National Institiue for Health and Clinical Excellence

Annual Review - 2009/2010

The NHS will be required to fund drugs already recommended by NICE, as well as drug treatments subject to the value-based pricing regime

Drug appraisal expertise

NICE’s technology appraisals programme makes recommendations about the use of medicines in the NHS, based on how well a medicine works, and whether it offers value for money compared to existing treatments.

This year saw NICE publish its 200th technology appraisal since the programme began in 1999. During 2010/11 NICE published a total of 36 new technology appraisals, containing 66 individual recommendations about medicines to treat a wide variety of diseases and conditions including schizophrenia, osteoporosis and gastric cancer. Of these 66 recommendations, a large majority (44) recommended that the medicine should be used across the NHS or for some groups of patients.

Also this year, NICE’s Patient Access Scheme Liaison Unit completed its first pilot year, advising on the feasibility of manufacturers’ proposed Patient Access Schemes, as allowed through the Pharmaceutical Price Regulation Scheme 2009, which aim to improve cost effectiveness and facilitate patient access to specific drugs in the NHS.

In 2010 NICE also began work on a three-year Joint Action project being run by The European Network for Health Technology Assessment (EUnetHTA) – a collaboration between organisations involved in health technology assessment across the European Union. NICE’s part in the Joint Action project is being led by the Centre for Health Technology Evaluation, and includes:

  • Developing a template for assessing screening technologies.
  • Developing methodological guidelines for assessing the relative effectiveness of pharmaceuticals, including a pilot of joint assessments carried out by several Health Technology Assessment Agencies from different countries. 
  • Feeding into a database of ongoing and planned technology assessments, which is available to all Joint Action partners. 

In addition, the NICE Research and Development team is involved in a Joint Action project to facilitate the generation of evidence, for use in health technology assessments.

Response to the Government’s plans for Value Based Pricing

In December 2010 the Government launched a consultation on its plans for a new value-based system of pricing medicines which aims to give NHS patients better access to effective and innovative medicines.

NICE issued a formal response to the consultation. Commenting on the Government’s plans at the time, NICE Chief Executive, Sir Andrew Dillon, said: “Ministers have confirmed that NICE will continue to undertake an independent and objective assessment of the benefits of new drugs. We welcome the opportunity to review and, where appropriate, extend the perspective we use to undertake our assessment of the benefits they bring, to make sure that everything that matters to patients - and the wider NHS - is taken into account."

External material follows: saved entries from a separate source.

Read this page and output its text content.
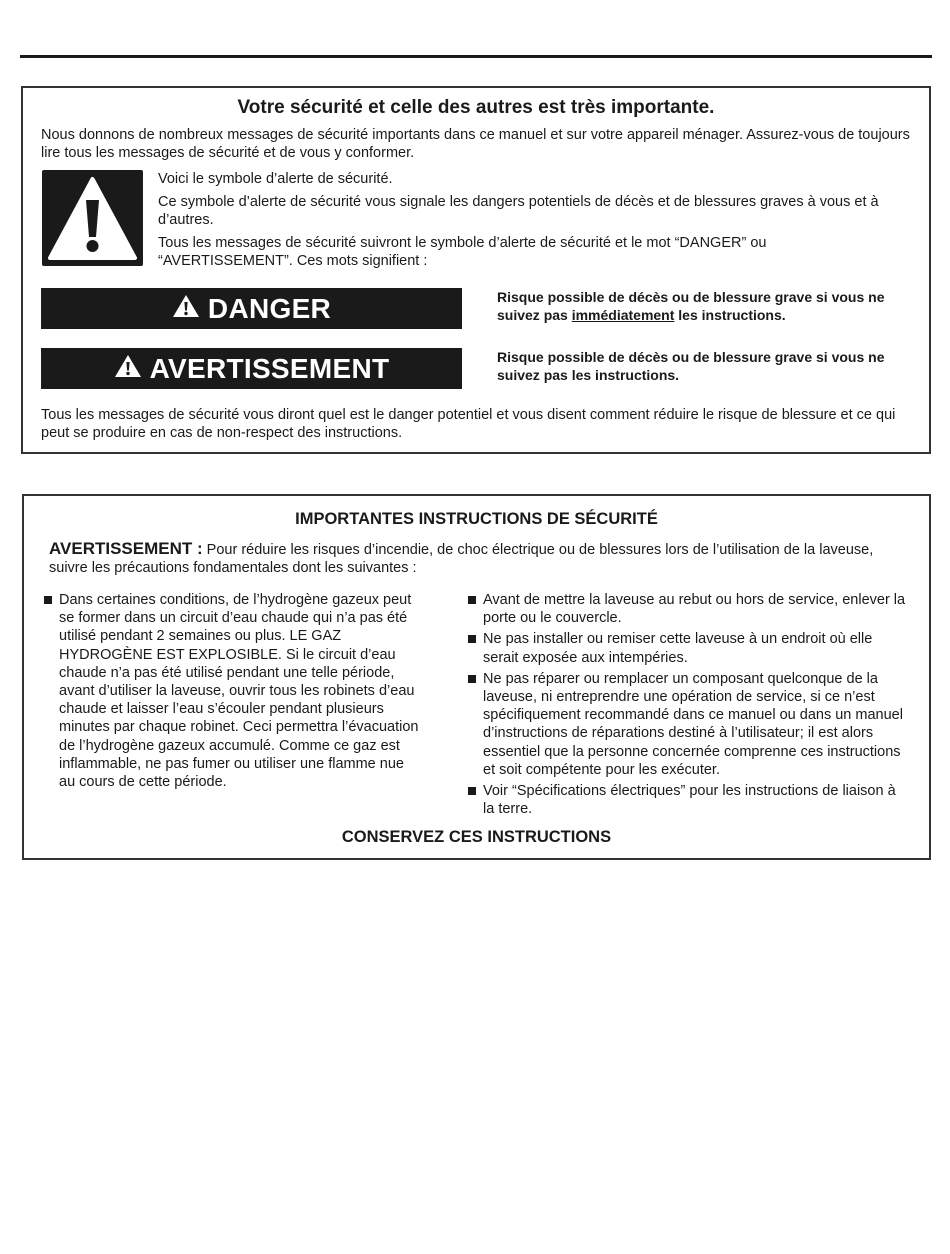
Votre sécurité et celle des autres est très importante.

Nous donnons de nombreux messages de sécurité importants dans ce manuel et sur votre appareil ménager. Assurez-vous de toujours lire tous les messages de sécurité et de vous y conformer.

Voici le symbole d’alerte de sécurité.

Ce symbole d’alerte de sécurité vous signale les dangers potentiels de décès et de blessures graves à vous et à d’autres.

Tous les messages de sécurité suivront le symbole d’alerte de sécurité et le mot “DANGER” ou “AVERTISSEMENT”. Ces mots signifient :

DANGER	Risque possible de décès ou de blessure grave si vous ne suivez pas immédiatement les instructions.

AVERTISSEMENT	Risque possible de décès ou de blessure grave si vous ne suivez pas les instructions.

Tous les messages de sécurité vous diront quel est le danger potentiel et vous disent comment réduire le risque de blessure et ce qui peut se produire en cas de non-respect des instructions.

IMPORTANTES INSTRUCTIONS DE SÉCURITÉ

AVERTISSEMENT : Pour réduire les risques d’incendie, de choc électrique ou de blessures lors de l’utilisation de la laveuse, suivre les précautions fondamentales dont les suivantes :

Dans certaines conditions, de l’hydrogène gazeux peut se former dans un circuit d’eau chaude qui n’a pas été utilisé pendant 2 semaines ou plus. LE GAZ HYDROGÈNE EST EXPLOSIBLE. Si le circuit d’eau chaude n’a pas été utilisé pendant une telle période, avant d’utiliser la laveuse, ouvrir tous les robinets d’eau chaude et laisser l’eau s’écouler pendant plusieurs minutes par chaque robinet. Ceci permettra l’évacuation de l’hydrogène gazeux accumulé. Comme ce gaz est inflammable, ne pas fumer ou utiliser une flamme nue au cours de cette période.
Avant de mettre la laveuse au rebut ou hors de service, enlever la porte ou le couvercle.
Ne pas installer ou remiser cette laveuse à un endroit où elle serait exposée aux intempéries.
Ne pas réparer ou remplacer un composant quelconque de la laveuse, ni entreprendre une opération de service, si ce n’est spécifiquement recommandé dans ce manuel ou dans un manuel d’instructions de réparations destiné à l’utilisateur; il est alors essentiel que la personne concernée comprenne ces instructions et soit compétente pour les exécuter.
Voir “Spécifications électriques” pour les instructions de liaison à la terre.
CONSERVEZ CES INSTRUCTIONS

More recently, in their response to the Future Forum report on the Health and Social Care Bill, the Government has stated that: “The NHS will be required to fund drugs already recommended by NICE, as well as drug treatments subject to the value-based pricing regime. This means patients will continue to have the legal right to clinically appropriate, cost-effective drugs and treatments as set out in the NHS Constitution and accompanying handbook.”

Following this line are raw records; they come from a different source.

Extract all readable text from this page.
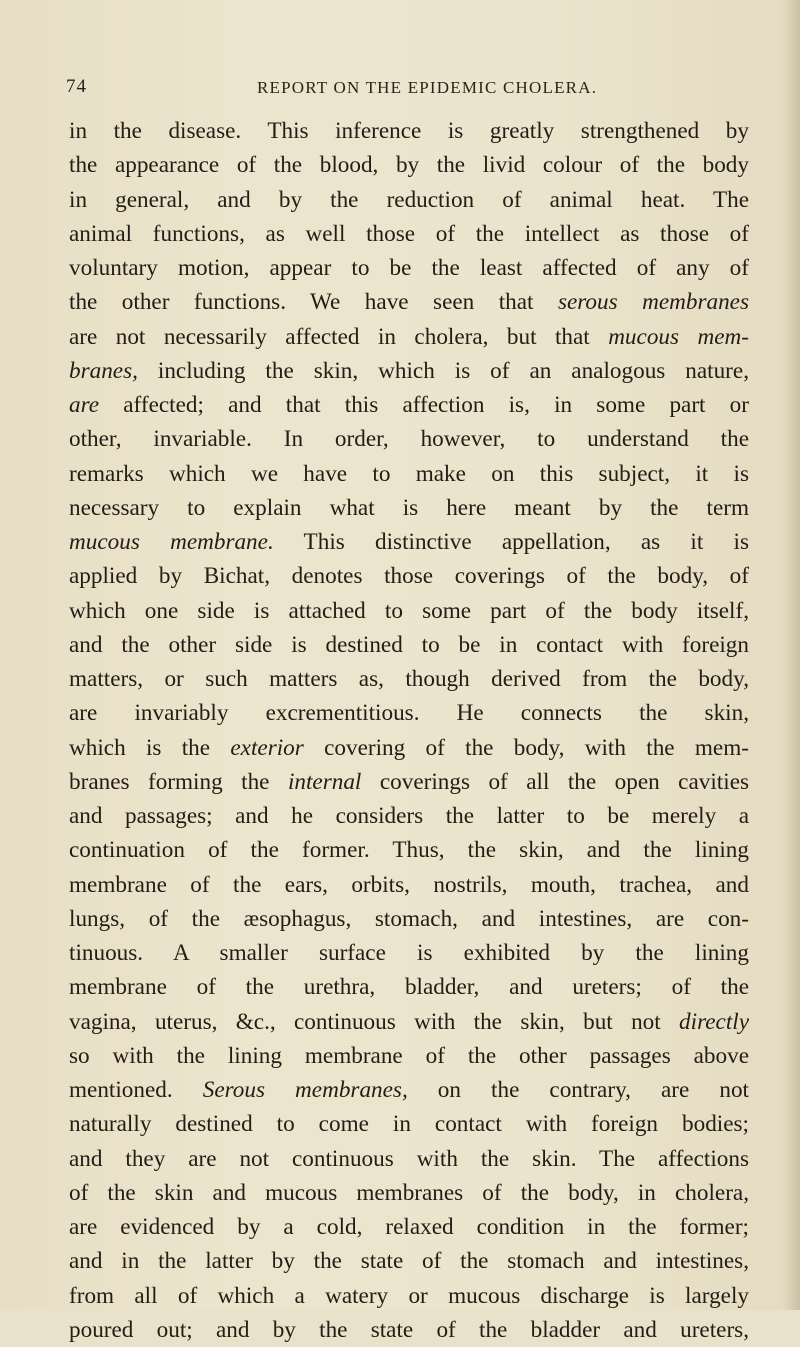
74	REPORT ON THE EPIDEMIC CHOLERA.
in the disease. This inference is greatly strengthened by
the appearance of the blood, by the livid colour of the body
in general, and by the reduction of animal heat. The
animal functions, as well those of the intellect as those of
voluntary motion, appear to be the least affected of any of
the other functions. We have seen that serous membranes
are not necessarily affected in cholera, but that mucous mem-
branes, including the skin, which is of an analogous nature,
are affected; and that this affection is, in some part or
other, invariable. In order, however, to understand the
remarks which we have to make on this subject, it is
necessary to explain what is here meant by the term
mucous membrane. This distinctive appellation, as it is
applied by Bichat, denotes those coverings of the body, of
which one side is attached to some part of the body itself,
and the other side is destined to be in contact with foreign
matters, or such matters as, though derived from the body,
are invariably excrementitious. He connects the skin,
which is the exterior covering of the body, with the mem-
branes forming the internal coverings of all the open cavities
and passages; and he considers the latter to be merely a
continuation of the former. Thus, the skin, and the lining
membrane of the ears, orbits, nostrils, mouth, trachea, and
lungs, of the æsophagus, stomach, and intestines, are con-
tinuous. A smaller surface is exhibited by the lining
membrane of the urethra, bladder, and ureters; of the
vagina, uterus, &c., continuous with the skin, but not directly
so with the lining membrane of the other passages above
mentioned. Serous membranes, on the contrary, are not
naturally destined to come in contact with foreign bodies;
and they are not continuous with the skin. The affections
of the skin and mucous membranes of the body, in cholera,
are evidenced by a cold, relaxed condition in the former;
and in the latter by the state of the stomach and intestines,
from all of which a watery or mucous discharge is largely
poured out; and by the state of the bladder and ureters,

Examples of technology appraisals during 2010/11

Donepezil, galantamine, rivastigmine and memantine for Alzheimer’s disease
In March 2011, in light of new evidence from clinical trials, NICE updated its guidance on the use of four drugs to help manage Alzheimer’s disease. The update extended NICE’s previous recommendations on donepezil, galantamine, rivastigmine to include mild, as well as moderate, Alzheimer’s disease. It also recommended memantine for the first time, as a treatment for severe disease and for some patients with moderate disease.

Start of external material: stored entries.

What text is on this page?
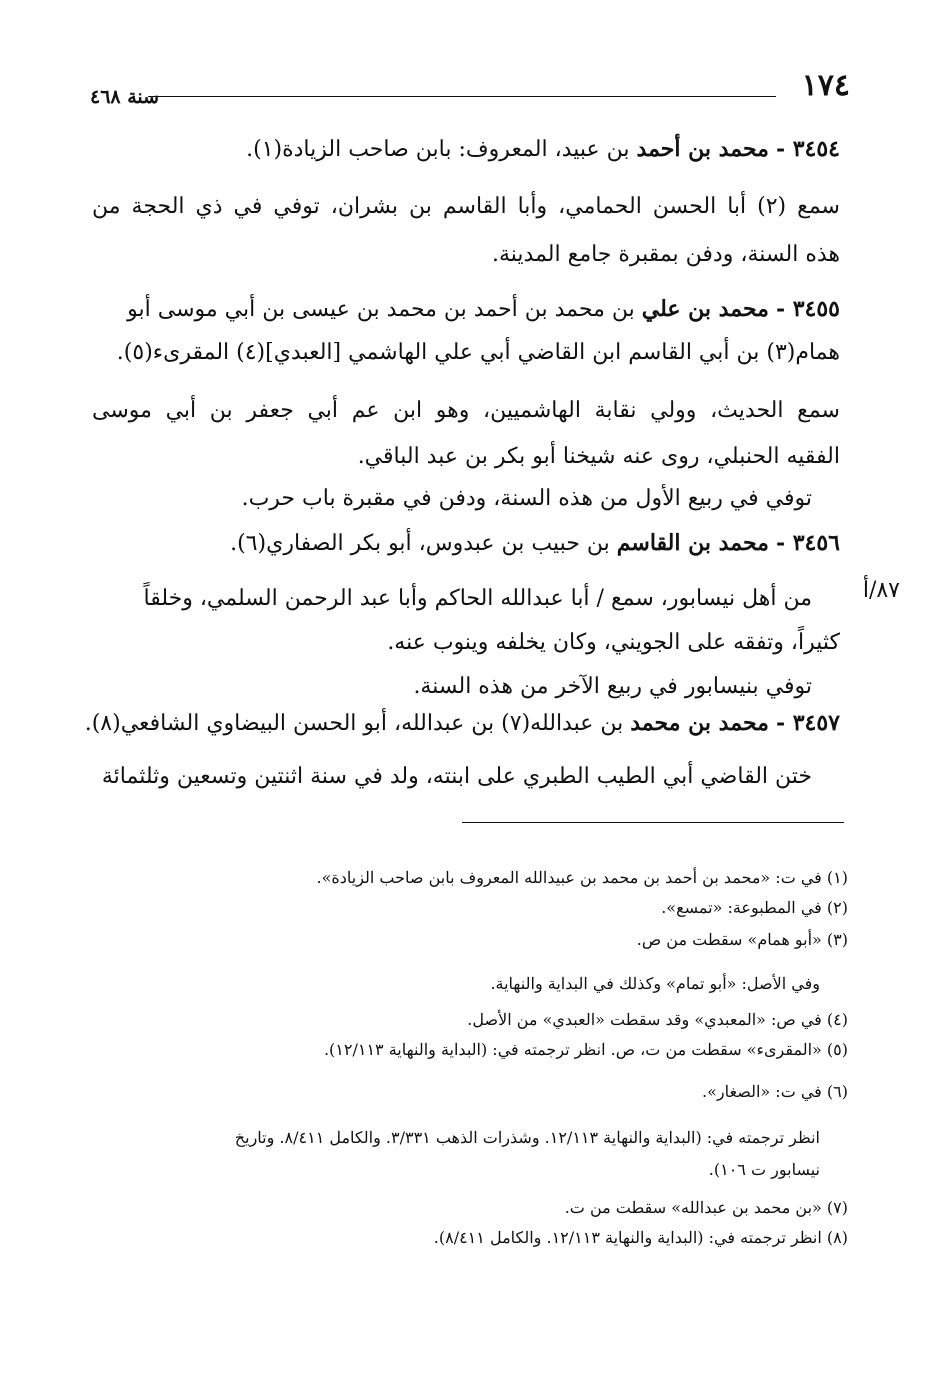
١٧٤
سنة ٤٦٨
٣٤٥٤ - محمد بن أحمد بن عبيد، المعروف: بابن صاحب الزيادة(١).
سمع (٢) أبا الحسن الحمامي، وأبا القاسم بن بشران، توفي في ذي الحجة من
هذه السنة، ودفن بمقبرة جامع المدينة.
٣٤٥٥ - محمد بن علي بن محمد بن أحمد بن محمد بن عيسى بن أبي موسى أبو
همام(٣) بن أبي القاسم ابن القاضي أبي علي الهاشمي [العبدي](٤) المقرىء(٥).
سمع الحديث، وولي نقابة الهاشميين، وهو ابن عم أبي جعفر بن أبي موسى
الفقيه الحنبلي، روى عنه شيخنا أبو بكر بن عبد الباقي.
توفي في ربيع الأول من هذه السنة، ودفن في مقبرة باب حرب.
٣٤٥٦ - محمد بن القاسم بن حبيب بن عبدوس، أبو بكر الصفاري(٦).
٨٧/أ
من أهل نيسابور، سمع / أبا عبدالله الحاكم وأبا عبد الرحمن السلمي، وخلقاً
كثيراً، وتفقه على الجويني، وكان يخلفه وينوب عنه.
توفي بنيسابور في ربيع الآخر من هذه السنة.
٣٤٥٧ - محمد بن محمد بن عبدالله(٧) بن عبدالله، أبو الحسن البيضاوي الشافعي(٨).
ختن القاضي أبي الطيب الطبري على ابنته، ولد في سنة اثنتين وتسعين وثلثمائة
(١) في ت: «محمد بن أحمد بن محمد بن عبيدالله المعروف بابن صاحب الزيادة».
(٢) في المطبوعة: «تمسع».
(٣) «أبو همام» سقطت من ص.
وفي الأصل: «أبو تمام» وكذلك في البداية والنهاية.
(٤) في ص: «المعبدي» وقد سقطت «العبدي» من الأصل.
(٥) «المقرىء» سقطت من ت، ص. انظر ترجمته في: (البداية والنهاية ١٢/١١٣).
(٦) في ت: «الصغار».
انظر ترجمته في: (البداية والنهاية ١٢/١١٣. وشذرات الذهب ٣/٣٣١. والكامل ٨/٤١١. وتاريخ
نيسابور ت ١٠٦).
(٧) «بن محمد بن عبدالله» سقطت من ت.
(٨) انظر ترجمته في: (البداية والنهاية ١٢/١١٣. والكامل ٨/٤١١).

Read more about NICE’s extended recommendations on Alzheimer’s drugs

Omalizumab for severe asthma in children under 12
In October 2010 NICE issued guidance recommending that omalizumab should not be used to treat severe persistent allergic asthma in children aged between 6 and 11 years old. Evidence showed that among this age group the drug offered limited benefits compared with currently available treatments, meaning the extra cost of the drug does not represent good value for money for the NHS.

Read more about the guidance on omalizumab

Azacitadine for myelodysplastic syndromes
Also in March 2011, NICE issued guidance recommending azacitidine as a life-extending treatment option for some people with myelodysplastic syndromes – a group of blood-related medical conditions including types of leukaemia. The recommendation was made possible because the drug’s manufacturer offered to provide it at a reduced price, making it a cost-effective use of resources for the NHS.